Inventario del design anonimo italiano
Tre grandi famiglie di anonimi
Anonimo di tradizione
Epoca e conduzione di produzione pre-industriale. Affondano le loro radici in tempi abbastanza
lontani. Risalgono a un’antica tradizione di saper fare e produrre, ma non sono artigianali in senso
stretto anche perché la loro realizzazione appare in senso seriale – per quantità e organizzazione
del processo- e insieme originata da una chiara idea progettuale, magari affinata da continui
contributi individuali configurando una sorta di design collettivo. (es. Litro, pezzotto valtellinese,
ciabatte friulane)
Anonimo
Nessuna classificazione ulteriore è parsa invece necessaria a definire una seconda categoria:
artefatti dell’era industriale che hanno codificato soluzioni a problemi, configurando formalmente
tipologie, risposto a specifiche esigenze in un mercato di consumi dove si andavano affermando
sempre nuovi bisogni. Sono ancora tutti in produzione e non mancano esempi contemporanei.

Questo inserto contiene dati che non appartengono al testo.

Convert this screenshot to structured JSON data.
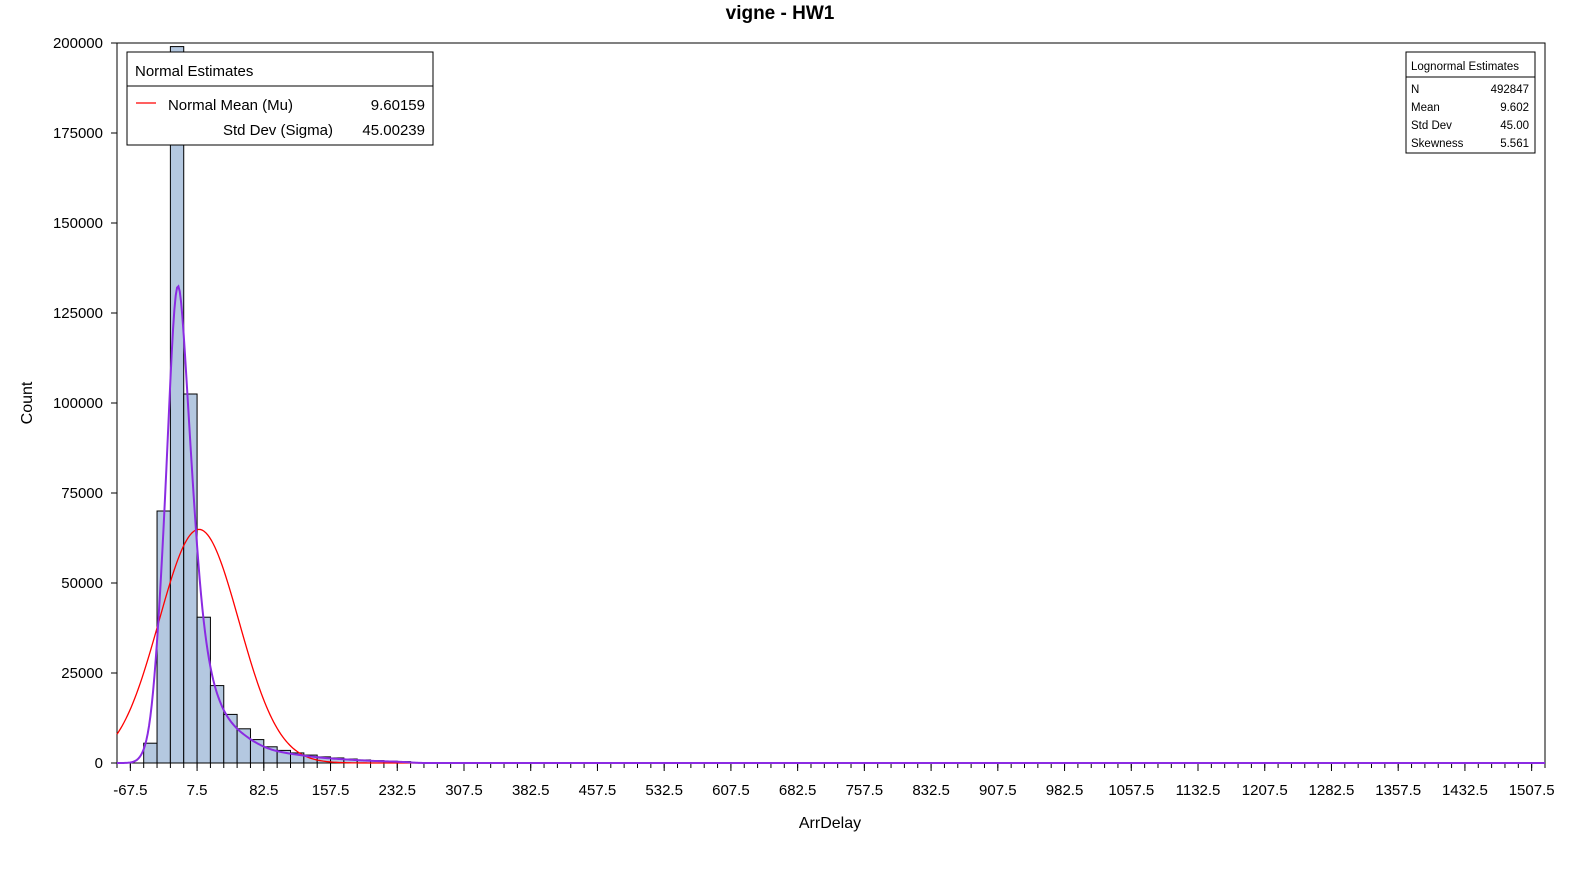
{
  "chart_data": {
    "type": "bar",
    "title": "vigne - HW1",
    "xlabel": "ArrDelay",
    "ylabel": "Count",
    "ylim": [
      0,
      200000
    ],
    "yticks": [
      0,
      25000,
      50000,
      75000,
      100000,
      125000,
      150000,
      175000,
      200000
    ],
    "xlim": [
      -82.5,
      1522.5
    ],
    "xticks": [
      -67.5,
      7.5,
      82.5,
      157.5,
      232.5,
      307.5,
      382.5,
      457.5,
      532.5,
      607.5,
      682.5,
      757.5,
      832.5,
      907.5,
      982.5,
      1057.5,
      1132.5,
      1207.5,
      1282.5,
      1357.5,
      1432.5,
      1507.5
    ],
    "tick_labels": [
      "-67.5",
      "7.5",
      "82.5",
      "157.5",
      "232.5",
      "307.5",
      "382.5",
      "457.5",
      "532.5",
      "607.5",
      "682.5",
      "757.5",
      "832.5",
      "907.5",
      "982.5",
      "1057.5",
      "1132.5",
      "1207.5",
      "1282.5",
      "1357.5",
      "1432.5",
      "1507.5"
    ],
    "bin_width": 15,
    "bin_start": -52.5,
    "bin_counts": [
      5500,
      70000,
      199000,
      102500,
      40500,
      21500,
      13500,
      9500,
      6500,
      4500,
      3500,
      2800,
      2200,
      1700,
      1400,
      1100,
      850,
      650,
      500,
      380
    ],
    "colors": {
      "bar_fill": "#b4c8e0",
      "bar_stroke": "#000000",
      "normal_curve": "#ff0000",
      "kernel_curve": "#8b2be2"
    },
    "normal_curve": {
      "mu": 9.60159,
      "sigma": 45.00239
    },
    "legend_box": {
      "header": "Normal Estimates",
      "series_label": "Normal",
      "rows": [
        {
          "label": "Normal Mean (Mu)",
          "value": "9.60159"
        },
        {
          "label": "Std Dev (Sigma)",
          "value": "45.00239"
        }
      ],
      "placement": "top-left"
    },
    "inset_table": {
      "header": "Lognormal Estimates",
      "rows": [
        {
          "label": "N",
          "value": "492847"
        },
        {
          "label": "Mean",
          "value": "9.602"
        },
        {
          "label": "Std Dev",
          "value": "45.00"
        },
        {
          "label": "Skewness",
          "value": "5.561"
        }
      ],
      "placement": "top-right"
    }
  }
}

Diversi sono divenuti sinonimo di intere tipologie, prefigurando uno standard riconosciuto per un
prodotto che non c’era: la valigia 24 ore, la brugola, la Moka,la rete da cantiere..ecc… molti sono
ancora realizzati identici, altri hanno avuto una sola folgorante stagione. Per diversi di loro esiste
una storiografia settoriale e specifica con utili elementi di comprensione, ma restano noti in pratica
solo agli addetti ai lavori.
Anonimo d’autore
Le riflessioni condotte acquistano ancora maggiore valore nel terso filone – giocando in modo
deliberato sulla contraddizione linguistica- definito d’autore. Chiunque ha qualche dimestichezza
con storia e cronaca del disegno industriale è in grado probabilmente di attribuire paternità ai
prodotti di questa sezione. Sono in sostanza anonimi “svelati” e sempre in ogni caso a una ridotta
minoranza.
Anonimi di tradizione
1) Fiasco per il vino (Produttori vari, XII secolo)

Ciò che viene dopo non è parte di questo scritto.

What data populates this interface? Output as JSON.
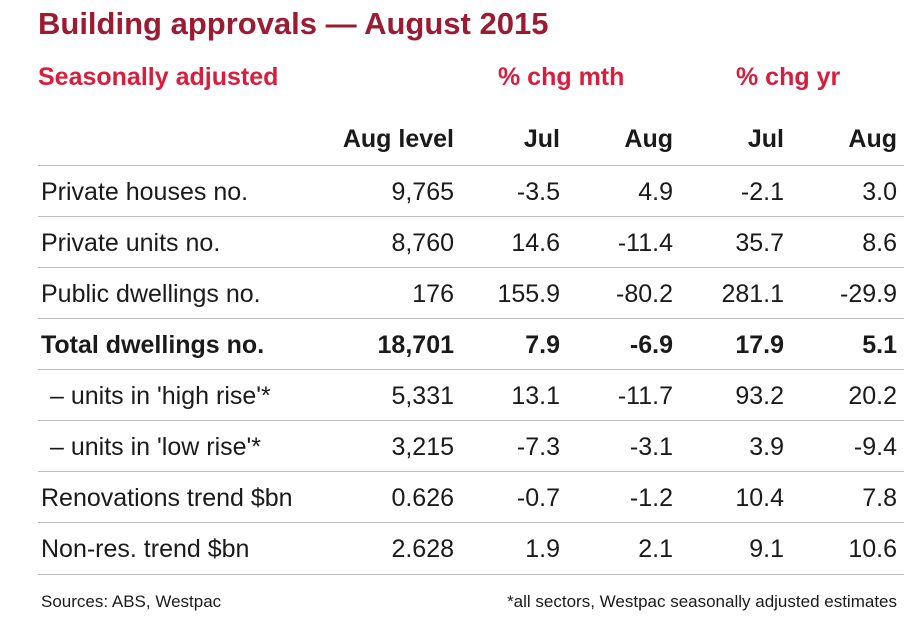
{
  "title": "Building approvals — August 2015",
  "subtitle": "Seasonally adjusted",
  "groups": {
    "mth": "% chg mth",
    "yr": "% chg yr"
  },
  "columns": [
    "Aug level",
    "Jul",
    "Aug",
    "Jul",
    "Aug"
  ],
  "rows": [
    {
      "label": "Private houses no.",
      "values": [
        "9,765",
        "-3.5",
        "4.9",
        "-2.1",
        "3.0"
      ]
    },
    {
      "label": "Private units no.",
      "values": [
        "8,760",
        "14.6",
        "-11.4",
        "35.7",
        "8.6"
      ]
    },
    {
      "label": "Public dwellings no.",
      "values": [
        "176",
        "155.9",
        "-80.2",
        "281.1",
        "-29.9"
      ]
    },
    {
      "label": "Total dwellings no.",
      "values": [
        "18,701",
        "7.9",
        "-6.9",
        "17.9",
        "5.1"
      ]
    },
    {
      "label": "– units in 'high rise'*",
      "values": [
        "5,331",
        "13.1",
        "-11.7",
        "93.2",
        "20.2"
      ]
    },
    {
      "label": "– units in 'low rise'*",
      "values": [
        "3,215",
        "-7.3",
        "-3.1",
        "3.9",
        "-9.4"
      ]
    },
    {
      "label": "Renovations trend $bn",
      "values": [
        "0.626",
        "-0.7",
        "-1.2",
        "10.4",
        "7.8"
      ]
    },
    {
      "label": "Non-res. trend $bn",
      "values": [
        "2.628",
        "1.9",
        "2.1",
        "9.1",
        "10.6"
      ]
    }
  ],
  "footer": {
    "sources": "Sources: ABS, Westpac",
    "note": "*all sectors, Westpac seasonally adjusted estimates"
  },
  "colors": {
    "title": "#9a1b32",
    "accent": "#d81e3c",
    "rule": "#bdbdbd"
  }
}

La sua fabbricazione in area toscana risponde ad alcune necessità: da una parte fornire un’unità di
misura universale, dall’altra contenere il vino di produzione locale, il Chianti.
Le misure fondamentali diventarono il barile e il fiasco (1/20 di barile)

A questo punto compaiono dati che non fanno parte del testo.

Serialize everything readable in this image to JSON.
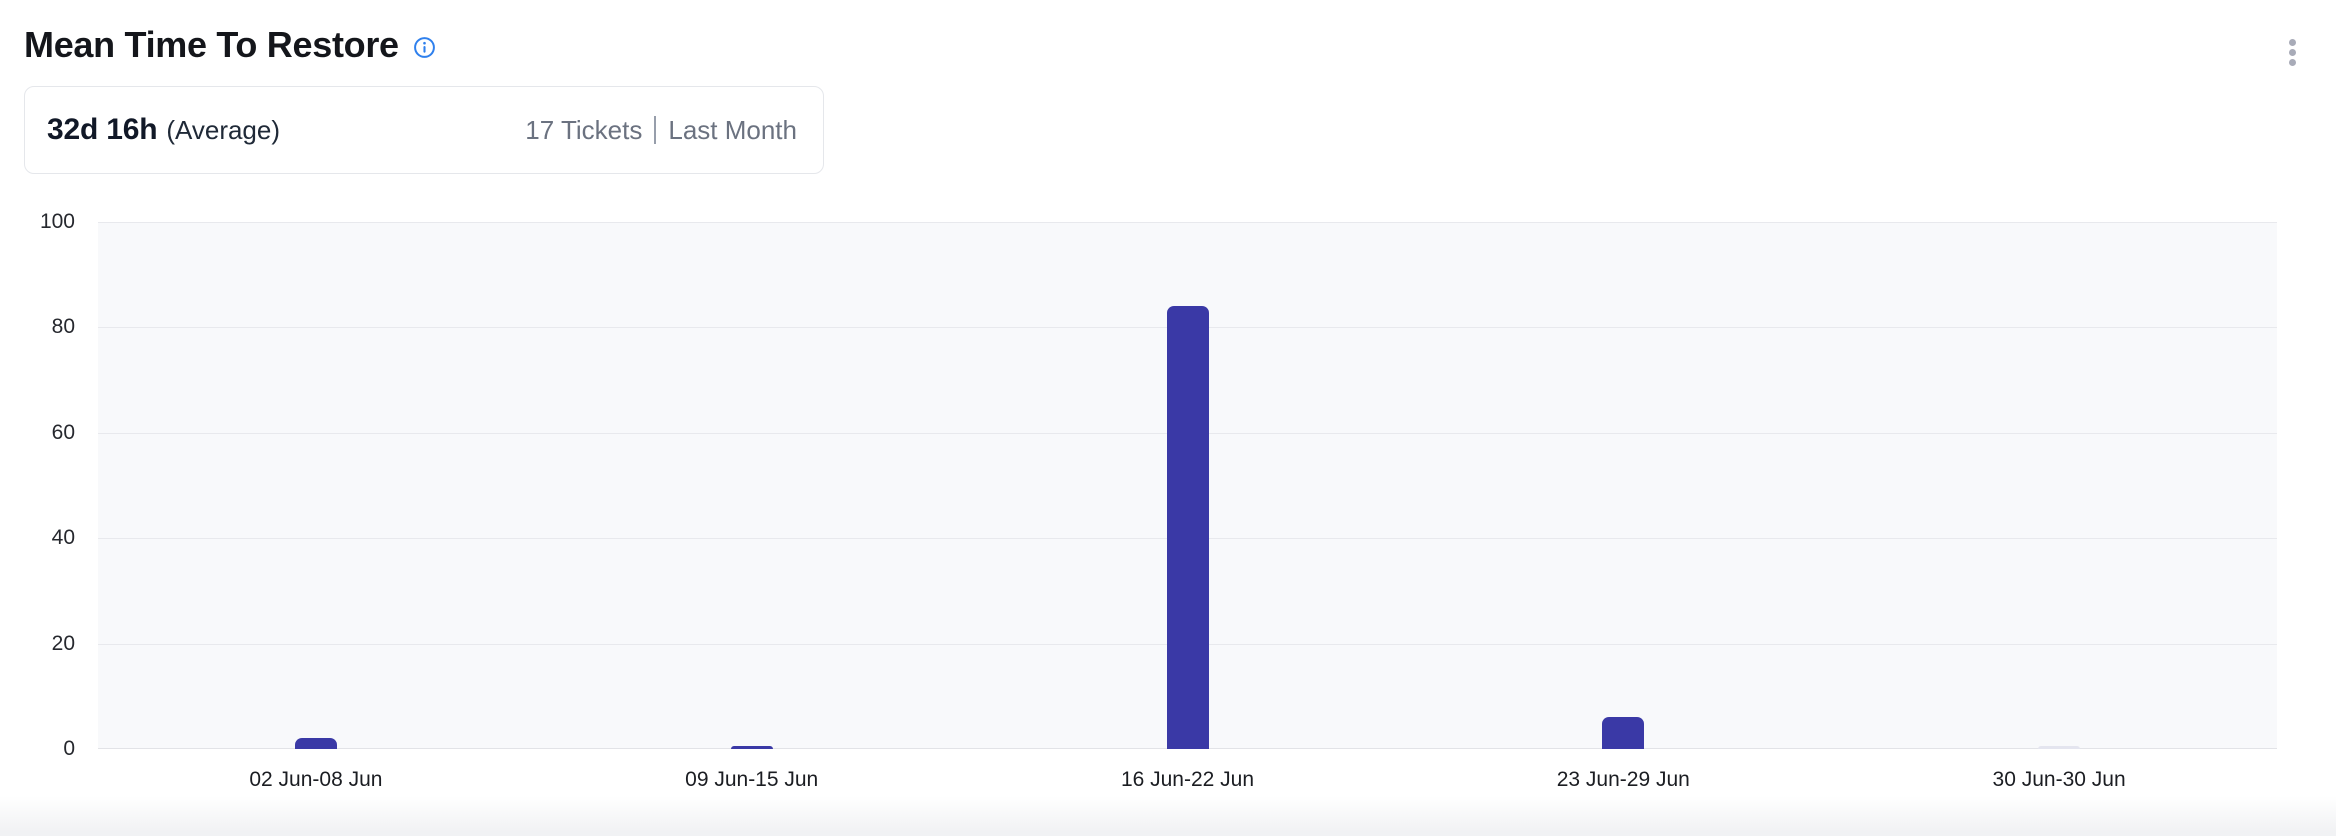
{
  "header": {
    "title": "Mean Time To Restore"
  },
  "summary": {
    "value": "32d 16h",
    "value_label": "(Average)",
    "tickets": "17 Tickets",
    "separator": "|",
    "period": "Last Month"
  },
  "colors": {
    "bar": "#3A39A6",
    "bar_zero": "#E4E5EF",
    "plot_bg": "#F8F9FB",
    "gridline": "#E8E9ED",
    "baseline": "#E2E3E7",
    "info_icon": "#2F80ED",
    "menu_dots": "#A8ABB8",
    "card_border": "#E5E7EB",
    "muted_text": "#6B7280"
  },
  "chart_data": {
    "type": "bar",
    "title": "Mean Time To Restore",
    "categories": [
      "02 Jun-08 Jun",
      "09 Jun-15 Jun",
      "16 Jun-22 Jun",
      "23 Jun-29 Jun",
      "30 Jun-30 Jun"
    ],
    "values": [
      2,
      0.5,
      84,
      6,
      0
    ],
    "xlabel": "",
    "ylabel": "",
    "ylim": [
      0,
      100
    ],
    "yticks": [
      0,
      20,
      40,
      60,
      80,
      100
    ],
    "grid": "horizontal",
    "legend": "none"
  }
}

Da principio quindi il fiasco nasce come unità di misura. È rivestito di paglia intrecciata in modo da
proteggerlo durante il trasporto e permettergli di rimanere autonomamente in posizione verticale.
All’inizio l’impagliatura lo copriva tutto poi è stata diminuita per la necessità di appare il marchio
con la capacità per evitare frodi sulle tasse.
Prodotto in vetro e quindi vincolato alle aree dove c’erano materie prime.
Un oggetto come il fiasco interessa per il percorso cha portato un antico e tradizionale manufatto
artigianale a una produzione industriale. Dal punto di vista del progetto, appare esito di
modificazioni che hanno nel tempo affinato le soluzioni tecnico-funzionali.
Un’innovativa idea di packaging che comunicava immediatamente il prodotto alimentare.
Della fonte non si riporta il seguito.